那目光带着一种洞穿一切的冰冷,像是冬夜里结了冰的湖面,透明却深不见底。
“这里不是星斗大森林。”
杨戬的声音很轻,轻到只有小舞和前后的史莱克成员能勉强听到。
可那轻飘飘的语调,却像是一块千钧巨石砸进了小舞的心湖。
“所以你最好安分一点——”
他顿了顿,嘴角的弧度微微上扬。
那不是笑意,而是一种猎食者在看清猎物底细之后的笃定与从容。
“小——兔——子。”
当这三个字从杨戬口中说出的时候,小舞脸上的娇蛮如同春日融雪般瞬间消融。
恐惧在一瞬间爬满了她的脸颊。
那是只有她一个人知道的秘密。
是她从化为人形以来,从未被任何人看破的秘密。
可眼前这个人,不但知道,还用这种漫不经心的语气说了出来。
她的瞳孔在那一瞬间收缩成针尖,脸上的血色刷地退去,白得比月光还白。
她的手几乎是本能地从唐三掌中抽了出来,动作快得像是在逃离一块烧红的烙铁。
身形向后一缩,整个人躲在了众人的身后。
她连看都不敢再看杨戬一眼。
史莱克众人的脸色齐刷刷地变了。
不是因为他们读懂了杨戬话中的深意。
而是因为小舞的反应让他们所有人都始料未及。
那个平日里天不怕地不怕、连赵无极都敢顶撞的小舞姐,被对方一句话吓得缩起来,连话都不敢说了?
场面一时间变得极为安静。
月光无声地洒在每个人的脸上,照出了各自不同的神情。
弗兰德的脸色最为复杂。
自己的学生被人一句话吓破了胆,缩在众人身后瑟瑟发抖,连面都不敢露,这是史莱克学院自建校以来从未有过的奇耻大辱。
他这个院长,脸上何曾有过这样的无光?
“下跪是不可能的。”
弗兰德深吸一口气,将胸腔中的浊气缓缓吐出。
他重新推了一下鼻梁上的镜框,将那双鹰隼般的眼睛展露出来。
作为史莱克学院的院长,一名七十八级的魂圣,他觉得有必要为自己的学院争回些脸面。
他的语气比刚才多了几分强硬,不是撕破脸的那种强硬,而是划出底线的强硬。
“最多让无极和令孙道歉。”
这是他能够接受的极限了。
让赵无极向杨戬道歉,这本身就已经是一个极大的让步。
至于下跪?不可能。
如果今天赵无极跪下了,史莱克学院就再也没有脸面在魂师界立足了。
“老夫要说不呢?”
杨无敌的眼神在一瞬间变得危险起来。
若有似无的黑色光芒在他干瘦的身体上若隐若现,那黑光不浓烈,不刺目,却带着一种令人心悸的深沉。

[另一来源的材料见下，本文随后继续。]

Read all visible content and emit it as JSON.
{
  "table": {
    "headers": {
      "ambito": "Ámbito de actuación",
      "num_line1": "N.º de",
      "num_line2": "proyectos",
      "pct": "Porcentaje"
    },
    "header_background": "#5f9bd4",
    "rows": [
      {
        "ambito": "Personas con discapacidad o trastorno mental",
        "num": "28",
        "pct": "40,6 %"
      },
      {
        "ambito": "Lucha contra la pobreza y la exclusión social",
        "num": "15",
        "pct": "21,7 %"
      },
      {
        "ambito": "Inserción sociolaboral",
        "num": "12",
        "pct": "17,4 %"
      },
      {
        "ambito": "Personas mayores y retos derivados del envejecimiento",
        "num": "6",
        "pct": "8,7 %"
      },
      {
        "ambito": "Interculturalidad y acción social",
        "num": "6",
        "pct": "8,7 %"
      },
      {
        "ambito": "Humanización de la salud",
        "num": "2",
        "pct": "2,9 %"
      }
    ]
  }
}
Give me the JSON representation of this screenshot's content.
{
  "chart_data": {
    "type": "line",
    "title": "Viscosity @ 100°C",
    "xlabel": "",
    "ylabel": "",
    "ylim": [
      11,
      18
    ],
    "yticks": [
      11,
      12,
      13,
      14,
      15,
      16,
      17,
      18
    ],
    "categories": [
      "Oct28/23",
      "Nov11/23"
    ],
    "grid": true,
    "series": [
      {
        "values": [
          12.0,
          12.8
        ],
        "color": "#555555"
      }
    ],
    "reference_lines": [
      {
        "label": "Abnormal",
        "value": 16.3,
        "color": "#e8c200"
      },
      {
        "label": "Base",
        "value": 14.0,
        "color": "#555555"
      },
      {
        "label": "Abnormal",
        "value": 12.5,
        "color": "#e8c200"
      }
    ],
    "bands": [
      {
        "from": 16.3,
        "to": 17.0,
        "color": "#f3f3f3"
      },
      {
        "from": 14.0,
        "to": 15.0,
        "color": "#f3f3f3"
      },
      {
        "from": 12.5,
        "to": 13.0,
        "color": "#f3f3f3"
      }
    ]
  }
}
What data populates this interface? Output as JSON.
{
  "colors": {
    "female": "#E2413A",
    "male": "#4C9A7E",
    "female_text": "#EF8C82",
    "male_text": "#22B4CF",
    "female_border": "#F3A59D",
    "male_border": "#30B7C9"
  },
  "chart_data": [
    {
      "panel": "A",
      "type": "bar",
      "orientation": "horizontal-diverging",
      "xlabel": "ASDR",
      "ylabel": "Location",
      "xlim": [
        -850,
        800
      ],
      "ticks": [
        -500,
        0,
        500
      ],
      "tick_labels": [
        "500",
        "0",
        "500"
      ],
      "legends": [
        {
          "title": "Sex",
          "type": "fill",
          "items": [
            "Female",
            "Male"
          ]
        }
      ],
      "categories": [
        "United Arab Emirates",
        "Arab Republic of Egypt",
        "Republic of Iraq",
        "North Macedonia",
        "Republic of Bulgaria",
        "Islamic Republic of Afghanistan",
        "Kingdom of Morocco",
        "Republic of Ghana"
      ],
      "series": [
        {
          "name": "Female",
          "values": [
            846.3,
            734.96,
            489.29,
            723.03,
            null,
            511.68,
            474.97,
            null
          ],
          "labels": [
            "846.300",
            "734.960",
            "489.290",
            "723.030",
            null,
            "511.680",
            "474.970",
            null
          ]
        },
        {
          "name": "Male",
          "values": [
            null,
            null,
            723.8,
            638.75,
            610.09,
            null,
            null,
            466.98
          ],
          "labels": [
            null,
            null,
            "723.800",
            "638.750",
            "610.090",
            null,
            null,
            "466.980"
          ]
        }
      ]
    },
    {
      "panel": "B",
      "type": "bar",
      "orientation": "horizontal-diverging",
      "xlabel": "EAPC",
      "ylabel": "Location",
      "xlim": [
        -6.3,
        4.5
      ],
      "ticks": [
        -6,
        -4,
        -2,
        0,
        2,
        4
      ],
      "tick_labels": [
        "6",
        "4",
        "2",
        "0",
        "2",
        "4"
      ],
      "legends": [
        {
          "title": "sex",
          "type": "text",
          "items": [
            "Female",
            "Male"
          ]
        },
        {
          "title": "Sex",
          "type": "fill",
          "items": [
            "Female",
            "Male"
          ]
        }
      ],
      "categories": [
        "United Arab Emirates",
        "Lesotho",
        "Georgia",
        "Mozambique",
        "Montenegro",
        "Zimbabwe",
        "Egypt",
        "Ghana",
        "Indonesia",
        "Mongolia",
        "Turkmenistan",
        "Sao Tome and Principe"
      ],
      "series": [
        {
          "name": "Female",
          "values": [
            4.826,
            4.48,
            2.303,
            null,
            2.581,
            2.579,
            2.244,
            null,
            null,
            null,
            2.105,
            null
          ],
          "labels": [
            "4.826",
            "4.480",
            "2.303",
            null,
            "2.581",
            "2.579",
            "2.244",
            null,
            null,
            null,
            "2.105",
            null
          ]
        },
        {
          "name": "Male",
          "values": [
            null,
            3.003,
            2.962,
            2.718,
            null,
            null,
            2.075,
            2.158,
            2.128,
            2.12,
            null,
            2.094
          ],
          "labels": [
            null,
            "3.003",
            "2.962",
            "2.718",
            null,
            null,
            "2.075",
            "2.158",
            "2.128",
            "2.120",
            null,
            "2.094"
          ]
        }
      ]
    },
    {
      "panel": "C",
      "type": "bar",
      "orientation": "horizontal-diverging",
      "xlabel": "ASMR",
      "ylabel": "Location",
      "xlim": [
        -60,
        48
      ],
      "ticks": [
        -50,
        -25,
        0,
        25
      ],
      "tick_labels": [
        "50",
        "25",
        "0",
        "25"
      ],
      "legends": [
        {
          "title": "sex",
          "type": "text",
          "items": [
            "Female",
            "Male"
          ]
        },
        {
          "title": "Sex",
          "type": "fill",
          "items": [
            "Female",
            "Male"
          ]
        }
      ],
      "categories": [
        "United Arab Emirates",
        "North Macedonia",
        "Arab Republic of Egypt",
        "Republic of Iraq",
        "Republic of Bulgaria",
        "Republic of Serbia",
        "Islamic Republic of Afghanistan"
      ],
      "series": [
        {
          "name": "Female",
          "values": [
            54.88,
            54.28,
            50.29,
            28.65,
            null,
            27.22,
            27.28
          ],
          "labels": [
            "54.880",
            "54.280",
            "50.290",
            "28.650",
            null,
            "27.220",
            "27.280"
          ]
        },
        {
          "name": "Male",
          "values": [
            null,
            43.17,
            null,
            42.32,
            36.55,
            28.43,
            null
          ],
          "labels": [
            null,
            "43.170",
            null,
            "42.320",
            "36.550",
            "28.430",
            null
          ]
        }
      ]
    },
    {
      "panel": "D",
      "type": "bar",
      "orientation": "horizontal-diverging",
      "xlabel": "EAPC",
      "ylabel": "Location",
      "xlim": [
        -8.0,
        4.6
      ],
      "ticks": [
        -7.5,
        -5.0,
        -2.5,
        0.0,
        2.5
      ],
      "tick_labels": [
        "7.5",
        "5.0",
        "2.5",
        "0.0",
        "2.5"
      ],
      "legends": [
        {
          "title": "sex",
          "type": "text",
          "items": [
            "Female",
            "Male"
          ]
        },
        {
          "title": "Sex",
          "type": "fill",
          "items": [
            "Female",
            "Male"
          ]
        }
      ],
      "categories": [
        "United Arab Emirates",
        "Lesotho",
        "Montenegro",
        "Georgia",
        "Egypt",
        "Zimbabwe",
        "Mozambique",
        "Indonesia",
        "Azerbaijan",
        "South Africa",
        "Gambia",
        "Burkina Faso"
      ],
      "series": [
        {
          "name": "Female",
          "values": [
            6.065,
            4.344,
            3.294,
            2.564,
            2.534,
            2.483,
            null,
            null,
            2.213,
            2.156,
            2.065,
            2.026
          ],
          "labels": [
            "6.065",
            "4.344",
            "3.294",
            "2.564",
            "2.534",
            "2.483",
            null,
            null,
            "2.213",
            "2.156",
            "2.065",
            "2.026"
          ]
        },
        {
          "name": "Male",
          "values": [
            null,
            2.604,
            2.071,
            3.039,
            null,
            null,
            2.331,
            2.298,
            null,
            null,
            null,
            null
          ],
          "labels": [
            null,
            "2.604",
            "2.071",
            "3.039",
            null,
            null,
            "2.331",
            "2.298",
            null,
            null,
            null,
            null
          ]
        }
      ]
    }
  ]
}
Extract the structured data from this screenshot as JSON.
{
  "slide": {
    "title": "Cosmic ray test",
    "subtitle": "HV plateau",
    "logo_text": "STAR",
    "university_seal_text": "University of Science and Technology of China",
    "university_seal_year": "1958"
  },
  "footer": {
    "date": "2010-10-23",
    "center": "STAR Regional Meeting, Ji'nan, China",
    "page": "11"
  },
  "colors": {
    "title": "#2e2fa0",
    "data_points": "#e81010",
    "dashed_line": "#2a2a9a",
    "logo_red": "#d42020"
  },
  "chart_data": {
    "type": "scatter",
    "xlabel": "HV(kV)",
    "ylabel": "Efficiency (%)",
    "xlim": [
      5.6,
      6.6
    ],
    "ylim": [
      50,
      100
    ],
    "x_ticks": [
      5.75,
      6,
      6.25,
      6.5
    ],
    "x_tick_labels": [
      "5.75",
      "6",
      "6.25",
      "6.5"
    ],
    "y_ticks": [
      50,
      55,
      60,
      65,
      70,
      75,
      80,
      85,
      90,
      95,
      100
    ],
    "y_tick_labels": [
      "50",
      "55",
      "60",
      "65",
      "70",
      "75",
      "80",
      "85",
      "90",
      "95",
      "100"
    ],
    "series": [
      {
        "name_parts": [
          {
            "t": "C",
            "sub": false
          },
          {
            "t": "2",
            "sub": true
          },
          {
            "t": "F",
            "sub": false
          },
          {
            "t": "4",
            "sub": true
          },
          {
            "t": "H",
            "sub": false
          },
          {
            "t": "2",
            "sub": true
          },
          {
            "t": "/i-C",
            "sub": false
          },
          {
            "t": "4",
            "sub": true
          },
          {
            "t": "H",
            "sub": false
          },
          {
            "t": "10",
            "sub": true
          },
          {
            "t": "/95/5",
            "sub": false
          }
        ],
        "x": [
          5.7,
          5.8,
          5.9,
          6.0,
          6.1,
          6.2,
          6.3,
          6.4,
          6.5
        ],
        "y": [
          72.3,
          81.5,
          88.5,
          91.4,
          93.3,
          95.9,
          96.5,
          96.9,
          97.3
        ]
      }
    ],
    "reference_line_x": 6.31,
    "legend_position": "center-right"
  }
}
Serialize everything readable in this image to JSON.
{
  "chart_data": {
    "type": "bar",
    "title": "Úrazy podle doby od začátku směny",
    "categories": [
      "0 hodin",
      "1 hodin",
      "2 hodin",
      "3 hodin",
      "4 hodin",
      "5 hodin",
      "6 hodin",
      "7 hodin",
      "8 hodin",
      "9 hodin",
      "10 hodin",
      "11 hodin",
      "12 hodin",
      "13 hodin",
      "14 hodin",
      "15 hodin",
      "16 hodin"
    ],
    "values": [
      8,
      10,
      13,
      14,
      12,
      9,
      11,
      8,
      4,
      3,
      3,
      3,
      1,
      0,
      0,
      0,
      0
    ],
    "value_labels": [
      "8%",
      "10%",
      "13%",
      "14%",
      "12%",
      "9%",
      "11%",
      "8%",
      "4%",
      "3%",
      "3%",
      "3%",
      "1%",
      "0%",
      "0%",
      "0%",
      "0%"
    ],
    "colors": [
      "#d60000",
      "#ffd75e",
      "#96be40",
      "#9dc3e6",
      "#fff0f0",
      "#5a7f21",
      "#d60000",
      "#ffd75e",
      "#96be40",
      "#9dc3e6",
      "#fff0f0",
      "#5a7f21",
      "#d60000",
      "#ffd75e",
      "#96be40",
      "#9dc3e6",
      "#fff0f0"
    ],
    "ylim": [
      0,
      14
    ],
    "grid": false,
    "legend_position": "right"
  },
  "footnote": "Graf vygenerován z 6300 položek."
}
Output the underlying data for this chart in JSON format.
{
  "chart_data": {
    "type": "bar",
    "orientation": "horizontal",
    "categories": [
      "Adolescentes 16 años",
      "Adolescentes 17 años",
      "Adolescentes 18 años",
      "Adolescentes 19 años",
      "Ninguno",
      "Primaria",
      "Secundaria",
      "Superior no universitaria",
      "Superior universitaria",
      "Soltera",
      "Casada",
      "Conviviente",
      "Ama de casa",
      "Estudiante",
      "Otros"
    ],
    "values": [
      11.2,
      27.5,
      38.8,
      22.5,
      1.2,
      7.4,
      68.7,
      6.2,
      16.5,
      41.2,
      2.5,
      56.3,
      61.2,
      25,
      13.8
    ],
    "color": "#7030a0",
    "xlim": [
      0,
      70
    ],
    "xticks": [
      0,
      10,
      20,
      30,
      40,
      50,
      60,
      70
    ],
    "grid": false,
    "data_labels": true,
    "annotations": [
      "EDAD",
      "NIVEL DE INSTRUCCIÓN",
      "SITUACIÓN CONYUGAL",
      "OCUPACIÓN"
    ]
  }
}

它缓缓蔓延开来,将他整个人笼罩其中,阴沉得好似暴风雨前夕压城而来的乌云。
空气仿佛在一瞬间凝固了。
所有史莱克成员都感受到了一股从骨髓深处升起的寒意。
“那我和无极,就只好讨教一下前辈的高招了。”
弗兰德伸手扶了下镜框,那动作不紧不慢,却带着一种破釜沉舟的决绝。